Mitsubishi
Xpander Foto: Ibnu MunsirJakarta - Hadirnya Mitsubishi Xpander di segmen low MPV, makin menciptakan pasar ini semakin marak. Kompetisi di segmen ini pun semakin ketat, alasannya kendaraan beroda empat sejuta umat Toyota Avanza sempat dikalahkan beberapa kali penjualannya oleh Xpander.

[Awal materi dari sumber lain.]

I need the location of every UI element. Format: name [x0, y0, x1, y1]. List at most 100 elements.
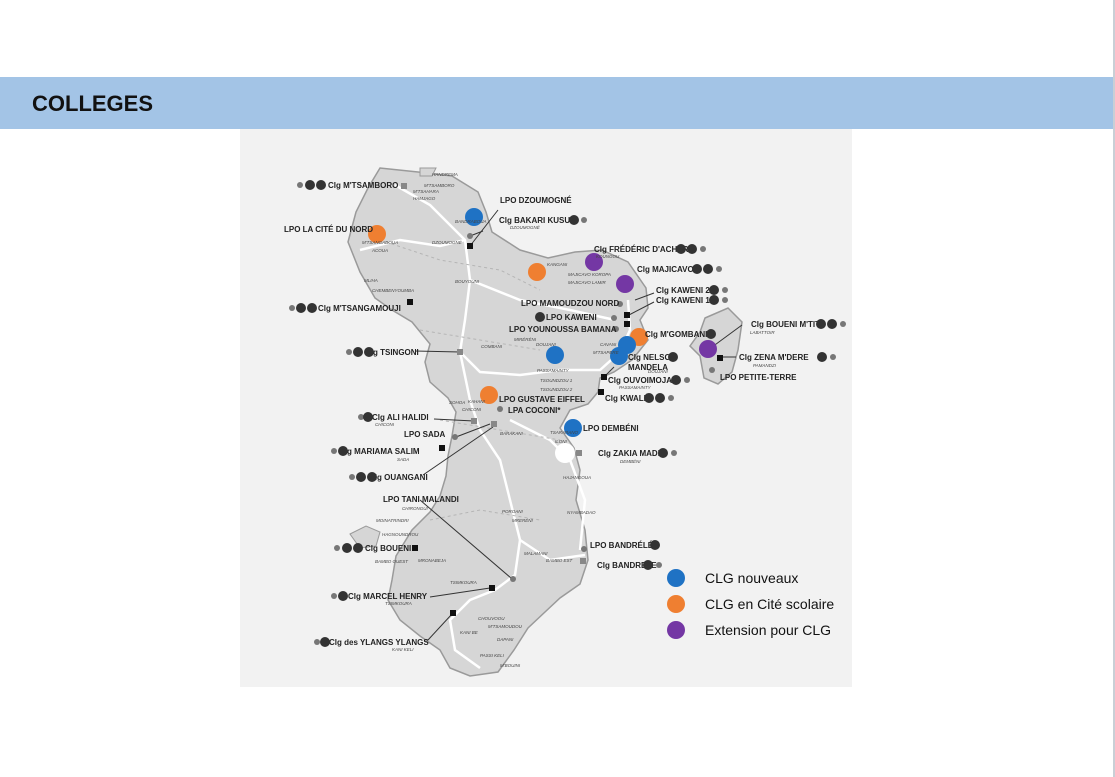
town: MOINATRINDRI — [376, 518, 409, 523]
marker-lpo-petite-terre — [709, 367, 715, 373]
marker-kaweni-2 — [624, 312, 630, 318]
label-lpa-coconi: LPA COCONI* — [508, 406, 561, 415]
bullet-icon — [346, 349, 352, 355]
bullet-icon — [331, 593, 337, 599]
label-boueni-mtiti: Clg BOUENI M'TITI — [751, 320, 822, 329]
s-badge-icon — [305, 180, 315, 190]
u-badge-icon — [827, 319, 837, 329]
town: LABATTOIR — [750, 330, 775, 335]
town: PAMANDZI — [753, 363, 777, 368]
legend-label: CLG en Cité scolaire — [705, 596, 835, 612]
marker-ali-halidi — [471, 418, 477, 424]
bullet-icon — [581, 217, 587, 223]
town: PASSAMAINTY — [619, 385, 652, 390]
dot-extension-achery — [585, 253, 603, 271]
page-edge-divider — [1113, 0, 1115, 777]
town: ILONI — [555, 439, 568, 444]
marker-boueni — [412, 545, 418, 551]
label-mandela: MANDELA — [628, 363, 668, 372]
dot-new-dembeni — [564, 419, 582, 437]
town: DEMBÉNI — [620, 458, 641, 464]
university-logo — [555, 443, 575, 463]
bullet-icon — [289, 305, 295, 311]
town: TSIMKOURA — [385, 601, 412, 606]
u-badge-icon — [643, 560, 653, 570]
label-zakia-madi: Clg ZAKIA MADI — [598, 449, 660, 458]
bullet-icon — [349, 474, 355, 480]
u-badge-icon — [655, 393, 665, 403]
leader-lines — [367, 209, 743, 641]
school-labels: Clg M'TSAMBORO LPO DZOUMOGNÉ Clg BAKARI … — [284, 181, 822, 647]
label-ouvoimoja: Clg OUVOIMOJA — [608, 376, 672, 385]
town: KOUNGOU — [596, 254, 620, 259]
label-marcel-henry: Clg MARCEL HENRY — [348, 592, 428, 601]
bullet-icon — [684, 377, 690, 383]
bullet-icon — [716, 266, 722, 272]
bullet-icon — [830, 354, 836, 360]
bullet-icon — [334, 545, 340, 551]
label-lpo-dzoumogne: LPO DZOUMOGNÉ — [500, 196, 572, 205]
bullet-icon — [668, 395, 674, 401]
town: KAHANI — [468, 399, 486, 404]
marker-lpo-dzoumogne — [467, 233, 473, 239]
marker-mtsamboro — [401, 183, 407, 189]
islet-north — [419, 167, 437, 177]
town: DZOUMOGNÉ — [510, 224, 541, 230]
bullet-icon — [297, 182, 303, 188]
u-badge-icon — [307, 303, 317, 313]
legend-item-cite: CLG en Cité scolaire — [667, 594, 834, 614]
label-mtsamboro: Clg M'TSAMBORO — [328, 181, 398, 190]
town: M'TSAHARA — [413, 189, 439, 194]
label-kwale: Clg KWALÉ — [605, 394, 650, 403]
badge-icons — [289, 180, 846, 647]
town: MAJICAVO LAMIR — [568, 280, 607, 285]
town: DAPANI — [497, 637, 514, 642]
label-nelson: Clg NELSON — [628, 353, 677, 362]
dot-extension-majicavo — [616, 275, 634, 293]
commune-boundaries — [379, 239, 561, 521]
u-badge-icon — [706, 329, 716, 339]
town: BAMBO OUEST — [375, 559, 409, 564]
label-ouangani: Clg OUANGANI — [369, 473, 428, 482]
s-badge-icon — [356, 472, 366, 482]
u-badge-icon — [338, 591, 348, 601]
town: NYAMBADAO — [567, 510, 596, 515]
marker-bandrele — [580, 558, 586, 564]
bullet-icon — [358, 414, 364, 420]
town: HAGNOUNDROU — [382, 532, 419, 537]
label-lpo-cite-nord: LPO LA CITÉ DU NORD — [284, 225, 373, 234]
label-majicavo: Clg MAJICAVO — [637, 265, 694, 274]
u-badge-icon — [316, 180, 326, 190]
u-badge-icon — [703, 264, 713, 274]
dot-cite-gustave-eiffel — [480, 386, 498, 404]
dot-cite-koungou — [528, 263, 546, 281]
label-boueni: Clg BOUENI — [365, 544, 411, 553]
label-lpo-dembeni: LPO DEMBÉNI — [583, 424, 639, 433]
bullet-icon — [671, 450, 677, 456]
s-badge-icon — [644, 393, 654, 403]
label-tsingoni: Clg TSINGONI — [365, 348, 419, 357]
legend-item-new: CLG nouveaux — [667, 568, 798, 588]
town: KANGANI — [547, 262, 568, 267]
s-badge-icon — [342, 543, 352, 553]
u-badge-icon — [817, 352, 827, 362]
label-bandrele: Clg BANDRELE — [597, 561, 657, 570]
u-badge-icon — [367, 472, 377, 482]
label-ylangs: Clg des YLANGS YLANGS — [329, 638, 429, 647]
town: TSOUNDZOU 2 — [540, 387, 573, 392]
town: PASSAMAINTY — [537, 368, 570, 373]
marker-kwale — [598, 389, 604, 395]
town: CHEMBENYOUMBA — [372, 288, 414, 293]
bullet-icon — [840, 321, 846, 327]
u-badge-icon — [535, 312, 545, 322]
town: BARAKANI — [500, 431, 524, 436]
town: MRONABEJA — [418, 558, 446, 563]
marker-zena-mdere — [717, 355, 723, 361]
dot-extension-petite-terre — [699, 340, 717, 358]
marker-lpo-mamoudzou-nord — [617, 301, 623, 307]
town: CHOUVOOU — [478, 616, 505, 621]
town: MIRÉRÉNI — [514, 336, 537, 342]
label-kaweni-2: Clg KAWENI 2 — [656, 286, 710, 295]
town: KANI KELI — [392, 647, 414, 652]
town: COMBANI — [481, 344, 503, 349]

Meski hadir dengan wajah yang lebih baru, Xpander belum dapat mengalahkan data wholesales Avanza di tahun 2018. Menurut catatan Gaikindo Avanza model usang sukses terdistribusi sebanyak 86.167 unit, sementara Xpander terdistribusi 75.075 unit.
Dalam beberapa kesempatan, pihak PT MMKSI (Mitsubishi Motors Krama Yudha Sales Indonesia), selalu menyampaikan bahwa penjualan Avanza terbantu dengan varian 1.300 cc nya, sementara Xpander hanya mengandalkan varian mesin 1.500 cc.
Menanggapi hal itu, PT Toyota Astra Motor (TAM) pun angkat bicara.
"Sekarang kan gini, waktu dulu kan nggak ada bicara 1.300 cc dan 1.500 cc. Intinya bicara bahwa Xpander itu ialah Avanza killer. Dan hingga kini kan nggak di-kill-kill," ujar Executive General Manager PT Toyota Astra Motor (TAM) Franciscus Soerjopranoto, di Jakarta, Rabu (13/3/2019).
Soerjo sendiri menyampaikan jikalau pihak TAM melihat industri otomotif secara keseluruhan. "Saya bilang dari awal itu kami nggak mau ada kill meng-kill, alasannya kami melihatnya totally industri otomotif. Kalau dapat tetap jualan 6.000, 7.000 unit, Xpander dapat jualan 7.000, kita juga merasa udah untung," lanjut Soerjo.
"Tapi kalau Xpander mau ngalahin Avanza ya dibuktikan saja. Jangan dibagi segmennya 1.300 cc - 1.500 cc. Jelas Avanza keunggulannya 1.300 G Manual Transmission itu yang paling besar. Kenapa? Disitulah kekuatannya. Powernya cukup dan materi bakar lebih irit," pungkasnya.